Ecology: This worm’s tube is made up of calcium carbonate. Whilst the main part of the worm lives in its calcareous tube, the feeding part, consisting of large retractable flowering tentacles, comes out when covered by the tide. When immersed in water they use this flowering head to filter feed.

Because of the mesh like web, of the filter feeding head, these worms can catch plankton for food. The spiralled and branched head tentacles used for feeding are also used as a breathing organ.

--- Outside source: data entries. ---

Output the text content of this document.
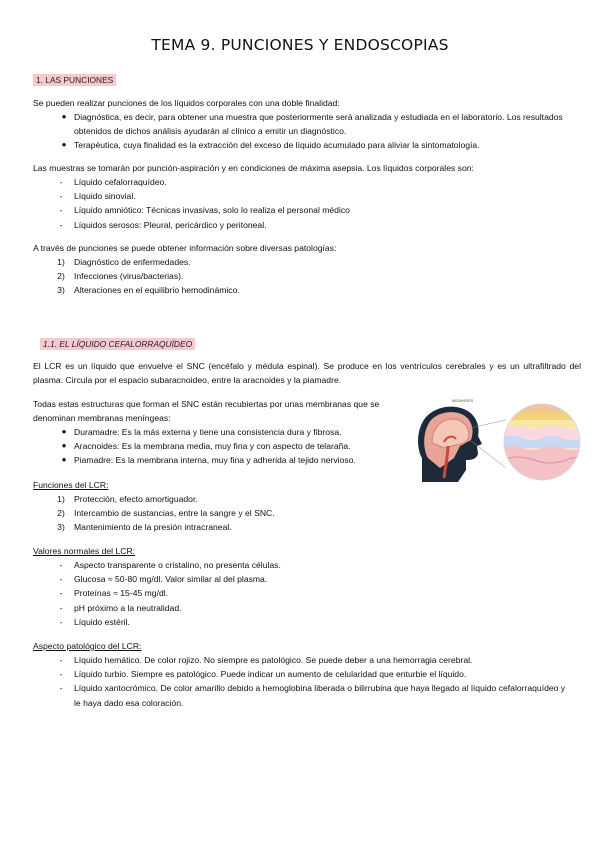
TEMA 9. PUNCIONES Y ENDOSCOPIAS
1. LAS PUNCIONES
Se pueden realizar punciones de los líquidos corporales con una doble finalidad:
● Diagnóstica, es decir, para obtener una muestra que posteriormente será analizada y estudiada en el laboratorio. Los resultados obtenidos de dichos análisis ayudarán al clínico a emitir un diagnóstico.
● Terapéutica, cuya finalidad es la extracción del exceso de líquido acumulado para aliviar la sintomatología.
Las muestras se tomarán por punción-aspiración y en condiciones de máxima asepsia. Los líquidos corporales son:
-	Líquido cefalorraquídeo.
-	Líquido sinovial.
-	Líquido amniótico: Técnicas invasivas, solo lo realiza el personal médico
-	Líquidos serosos: Pleural, pericárdico y peritoneal.
A través de punciones se puede obtener información sobre diversas patologías:
1)	Diagnóstico de enfermedades.
2)	Infecciones (virus/bacterias).
3)	Alteraciones en el equilibrio hemodinámico.
1.1. EL LÍQUIDO CEFALORRAQUÍDEO
El LCR es un líquido que envuelve el SNC (encéfalo y médula espinal). Se produce en los ventrículos cerebrales y es un ultrafiltrado del plasma. Circula por el espacio subaracnoideo, entre la aracnoides y la piamadre.
Todas estas estructuras que forman el SNC están recubiertas por unas membranas que se
denominan membranas meníngeas:
● Duramadre: Es la más externa y tiene una consistencia dura y fibrosa.
● Aracnoides: Es la membrana media, muy fina y con aspecto de telaraña.
● Piamadre: Es la membrana interna, muy fina y adherida al tejido nervioso.
MENINGES
Funciones del LCR:
1)	Protección, efecto amortiguador.
2)	Intercambio de sustancias, entre la sangre y el SNC.
3)	Mantenimiento de la presión intracraneal.
Valores normales del LCR:
-	Aspecto transparente o cristalino, no presenta células.
-	Glucosa ≈ 50-80 mg/dl. Valor similar al del plasma.
-	Proteínas ≈ 15-45 mg/dl.
-	pH próximo a la neutralidad.
-	Líquido estéril.
Aspecto patológico del LCR:
-	Líquido hemático. De color rojizo. No siempre es patológico. Se puede deber a una hemorragia cerebral.
-	Líquido turbio. Siempre es patológico. Puede indicar un aumento de celularidad que enturbie el líquido.
-	Líquido xantocrómico. De color amarillo debido a hemoglobina liberada o bilirrubina que haya llegado al líquido cefalorraquídeo y le haya dado esa coloración.
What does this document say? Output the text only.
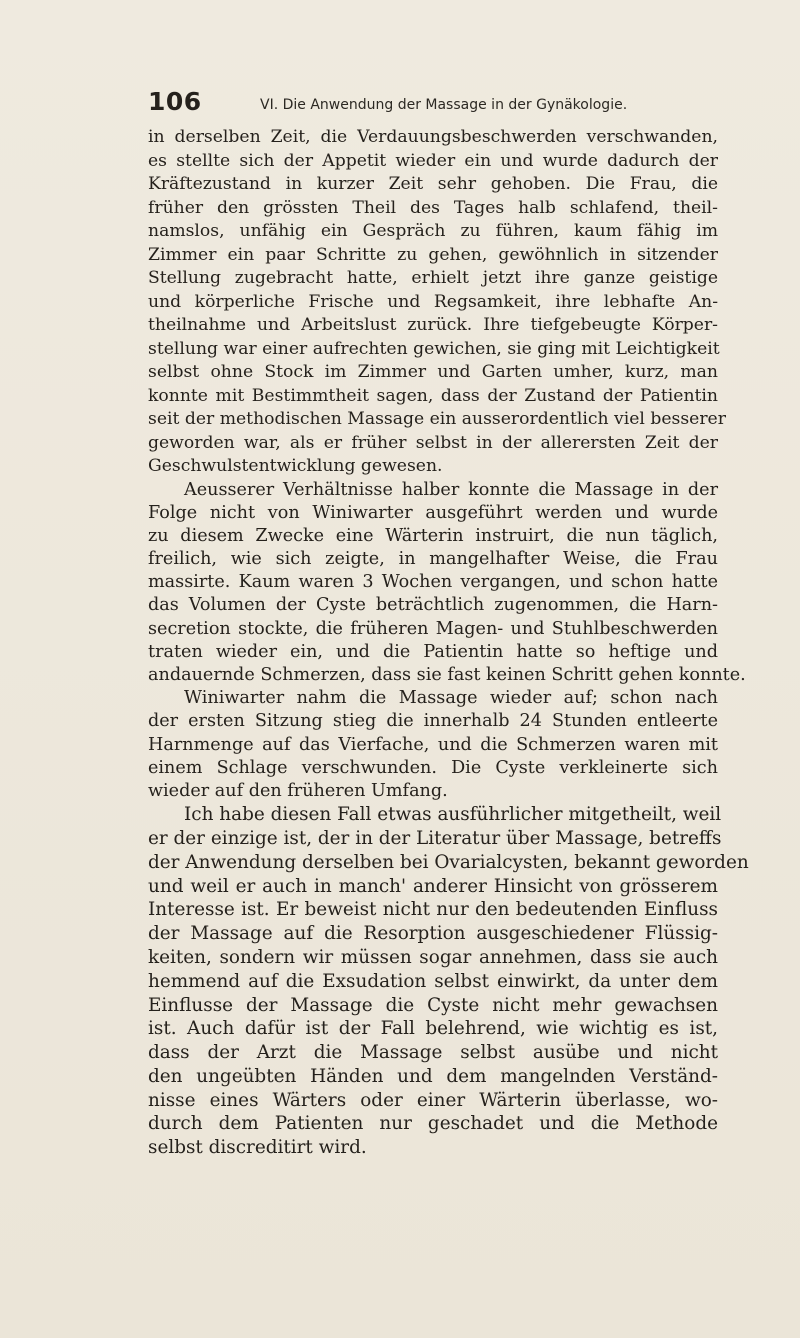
106	VI. Die Anwendung der Massage in der Gynäkologie.
in derselben Zeit, die Verdauungsbeschwerden verschwanden,
es stellte sich der Appetit wieder ein und wurde dadurch der
Kräftezustand in kurzer Zeit sehr gehoben. Die Frau, die
früher den grössten Theil des Tages halb schlafend, theil-
namslos, unfähig ein Gespräch zu führen, kaum fähig im
Zimmer ein paar Schritte zu gehen, gewöhnlich in sitzender
Stellung zugebracht hatte, erhielt jetzt ihre ganze geistige
und körperliche Frische und Regsamkeit, ihre lebhafte An-
theilnahme und Arbeitslust zurück. Ihre tiefgebeugte Körper-
stellung war einer aufrechten gewichen, sie ging mit Leichtigkeit
selbst ohne Stock im Zimmer und Garten umher, kurz, man
konnte mit Bestimmtheit sagen, dass der Zustand der Patientin
seit der methodischen Massage ein ausserordentlich viel besserer
geworden war, als er früher selbst in der allerersten Zeit der
Geschwulstentwicklung gewesen.
Aeusserer Verhältnisse halber konnte die Massage in der
Folge nicht von Winiwarter ausgeführt werden und wurde
zu diesem Zwecke eine Wärterin instruirt, die nun täglich,
freilich, wie sich zeigte, in mangelhafter Weise, die Frau
massirte. Kaum waren 3 Wochen vergangen, und schon hatte
das Volumen der Cyste beträchtlich zugenommen, die Harn-
secretion stockte, die früheren Magen- und Stuhlbeschwerden
traten wieder ein, und die Patientin hatte so heftige und
andauernde Schmerzen, dass sie fast keinen Schritt gehen konnte.
Winiwarter nahm die Massage wieder auf; schon nach
der ersten Sitzung stieg die innerhalb 24 Stunden entleerte
Harnmenge auf das Vierfache, und die Schmerzen waren mit
einem Schlage verschwunden. Die Cyste verkleinerte sich
wieder auf den früheren Umfang.
Ich habe diesen Fall etwas ausführlicher mitgetheilt, weil
er der einzige ist, der in der Literatur über Massage, betreffs
der Anwendung derselben bei Ovarialcysten, bekannt geworden
und weil er auch in manch' anderer Hinsicht von grösserem
Interesse ist. Er beweist nicht nur den bedeutenden Einfluss
der Massage auf die Resorption ausgeschiedener Flüssig-
keiten, sondern wir müssen sogar annehmen, dass sie auch
hemmend auf die Exsudation selbst einwirkt, da unter dem
Einflusse der Massage die Cyste nicht mehr gewachsen
ist. Auch dafür ist der Fall belehrend, wie wichtig es ist,
dass der Arzt die Massage selbst ausübe und nicht
den ungeübten Händen und dem mangelnden Verständ-
nisse eines Wärters oder einer Wärterin überlasse, wo-
durch dem Patienten nur geschadet und die Methode
selbst discreditirt wird.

The white tube worm protects itself from dehydration by sealing itself in the tube with an ornate plug called the operculum. Not only does it protect the worm in this way but the lid appears to resemble a crab’s face, perhaps as a defence warning to other interested predators. The strength of the tubes is another protective measure to protect the worm from wave action.

The sexes of the white tube worm are separate and as with the brown tube worm they undergo external fertilisation involving synchronous spawning with specific phases of the moon and tide. The fertilised eggs hatch into planktonic larvae for a short period. They then settle on bare and suitable substrate where they construct their tubes by extracting calcium carbonate from the ocean. Their main predator is the Mulberry oyster borer.